Wer in den Norden Deutschlands fährt, sollte nicht versäumen, das Deutsche Auswandererhaus in Bremerhaven zu besuchen. An historischer Stelle wurde es 2005 eröffnet und im April 2012 der Erweiterungsbau fertig gestellt. Es zeigt auf eindrückliche Weise, welches Schicksal Menschen seit 1685 bis heute dazu bewegt, ihre Heimat zu verlassen oder nach Deutschland einzuwandern.
Gleich beim Kauf der Eintrittskarten wird es sehr persönlich, jede Besucherin, jeder Besucher erhält einen Boarding Pass, wird zu einer realen Person und kann sich während des Museumsbesuch in deren Geschichte über Hörtexte (gesprochen von bekannten Schauspielern wie Peter Lohmeyer, Hannelore Hoger etc.), Fotos und Utensilien aus dem Alltagsleben einfühlen. Beispielsweise ist man nun Carl Laemmle, 1867 in Laupheim geboren. Er wanderte 1884 von Bremerhaven nach Nordamerika aus. Sein Leben wurde zu einer legendären amerikanischen Erfolgsgeschichte, er wurde vom Laufburschen in New York zum Begründer von Hollywood. Als Jude verhalf er während der Nazizeit 300 jüdischen Familien durch Bürgschaften zu einer Aufenthaltserlaubnis in den USA.

  

Die Reise in die Vergangenheit beginnt zunächst mit dem Eintritt in eine düstere deutsche Amtsstube aus früheren Zeiten, man wandert weiter an die Hafenmole von Bremerhaven zu einer Szene aus dem 18. Jahrhundert mit Hafenbecken und der Schiffswand eines Ozeanriesen. Die Stimmung ist düster, Personen jeden Standes, Alters und Geschlechts nehmen Abschied und warten auf das Einschiffen. Überseekoffer, persönliche Koffer mit Blick in den Inhalt, Käfige und Kisten stehen rund herum. Weiter geht es durch einen Raum mit Dokumenten von tausenden ausgewanderten Menschen, präsentiert in Schubladen und Schaukästen.

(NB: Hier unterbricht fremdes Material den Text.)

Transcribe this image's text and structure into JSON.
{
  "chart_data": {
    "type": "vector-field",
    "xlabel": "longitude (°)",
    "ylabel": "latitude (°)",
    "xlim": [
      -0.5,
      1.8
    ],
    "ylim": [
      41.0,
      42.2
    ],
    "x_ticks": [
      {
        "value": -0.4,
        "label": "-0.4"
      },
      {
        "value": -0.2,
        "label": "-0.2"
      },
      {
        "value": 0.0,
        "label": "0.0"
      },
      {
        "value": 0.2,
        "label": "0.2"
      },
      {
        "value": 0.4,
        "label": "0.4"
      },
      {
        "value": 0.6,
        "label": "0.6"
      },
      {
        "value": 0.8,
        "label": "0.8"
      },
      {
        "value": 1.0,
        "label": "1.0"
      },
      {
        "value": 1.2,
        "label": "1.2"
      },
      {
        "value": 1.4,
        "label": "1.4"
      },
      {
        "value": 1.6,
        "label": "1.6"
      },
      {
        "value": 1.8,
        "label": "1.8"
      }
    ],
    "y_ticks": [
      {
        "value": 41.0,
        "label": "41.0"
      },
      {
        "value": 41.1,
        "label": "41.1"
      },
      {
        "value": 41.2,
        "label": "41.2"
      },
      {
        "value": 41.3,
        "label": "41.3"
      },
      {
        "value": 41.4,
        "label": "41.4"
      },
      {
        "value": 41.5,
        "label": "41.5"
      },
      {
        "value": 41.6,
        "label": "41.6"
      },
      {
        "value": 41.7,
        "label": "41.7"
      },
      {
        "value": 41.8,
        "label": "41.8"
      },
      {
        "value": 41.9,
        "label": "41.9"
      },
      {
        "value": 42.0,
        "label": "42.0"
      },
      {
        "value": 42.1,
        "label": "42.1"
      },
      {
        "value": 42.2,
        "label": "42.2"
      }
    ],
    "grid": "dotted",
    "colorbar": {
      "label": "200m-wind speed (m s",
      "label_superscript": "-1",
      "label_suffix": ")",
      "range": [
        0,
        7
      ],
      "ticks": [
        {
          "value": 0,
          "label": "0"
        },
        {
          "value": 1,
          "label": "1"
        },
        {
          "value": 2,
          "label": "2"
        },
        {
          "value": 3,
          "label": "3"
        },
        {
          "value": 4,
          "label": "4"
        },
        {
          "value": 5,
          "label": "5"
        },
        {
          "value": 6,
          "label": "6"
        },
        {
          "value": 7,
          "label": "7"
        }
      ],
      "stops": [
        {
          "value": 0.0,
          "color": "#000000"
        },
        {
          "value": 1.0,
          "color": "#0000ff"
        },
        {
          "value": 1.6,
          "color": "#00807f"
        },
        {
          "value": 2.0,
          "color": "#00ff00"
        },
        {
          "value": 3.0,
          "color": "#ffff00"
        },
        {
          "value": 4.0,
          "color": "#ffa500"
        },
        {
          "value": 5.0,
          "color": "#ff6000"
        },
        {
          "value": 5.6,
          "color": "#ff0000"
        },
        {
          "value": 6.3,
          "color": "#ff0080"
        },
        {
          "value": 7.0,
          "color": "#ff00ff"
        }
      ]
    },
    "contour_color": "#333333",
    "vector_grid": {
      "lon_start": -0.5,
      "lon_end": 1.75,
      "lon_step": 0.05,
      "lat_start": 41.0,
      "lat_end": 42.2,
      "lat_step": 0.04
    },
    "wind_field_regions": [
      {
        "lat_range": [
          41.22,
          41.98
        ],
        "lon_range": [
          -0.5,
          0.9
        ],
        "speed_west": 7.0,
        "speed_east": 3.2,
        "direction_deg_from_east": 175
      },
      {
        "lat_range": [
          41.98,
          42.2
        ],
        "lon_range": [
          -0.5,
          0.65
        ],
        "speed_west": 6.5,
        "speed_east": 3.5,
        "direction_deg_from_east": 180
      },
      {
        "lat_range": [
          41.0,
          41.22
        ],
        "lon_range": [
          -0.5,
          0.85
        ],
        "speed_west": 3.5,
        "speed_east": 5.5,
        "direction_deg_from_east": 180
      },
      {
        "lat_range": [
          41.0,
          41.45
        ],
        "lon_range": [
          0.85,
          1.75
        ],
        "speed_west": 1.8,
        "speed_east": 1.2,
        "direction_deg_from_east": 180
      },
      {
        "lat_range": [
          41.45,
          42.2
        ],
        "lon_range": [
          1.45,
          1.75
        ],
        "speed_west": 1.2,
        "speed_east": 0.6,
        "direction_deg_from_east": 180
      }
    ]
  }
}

Mit Blick auf die moderne Hafenmole hören wir uns die geschichtlichen Hintergründe der verschiedenen Auswanderungsphasen an. Meist war das Motiv für die Auswanderung große wirtschaftliche Not und politische Verfolgung, manchmal auch Abenteuerlust oder der Wunsch nach einem besseren Leben.
Weiter geht es nun über die Gangway ins Innere des Ozeanriesen. Ich weiß nicht, ob es dort wirklich schwankt, aber ich hatte das Gefühl auf dem Meer zu sein, in bedrückend engen Räumen in Segel- und Motorschiffen. Insbesondere die Räume der 2. und 3. Klasse vermitteln ein realistisches Bild von der Enge in den Schlafräumen, Stockbetten, dicht an dicht, belegt mit Frauen, Männern und Kindern. Auch die Waschräume und das Klo sind originalgetreu nachgebaut, der Besucher kann sich vorstellen, wie es dort, verschärft durch Seekrankheit und mangelnde Hygiene, aussah. Der Blick in die 1. Klasse mit gemütlichen Kabinen, gepflegten Essräumen mit Personal und Unterhaltung, vermittelt die sozialen Unterschiede der Einwanderer auch in früheren Zeiten.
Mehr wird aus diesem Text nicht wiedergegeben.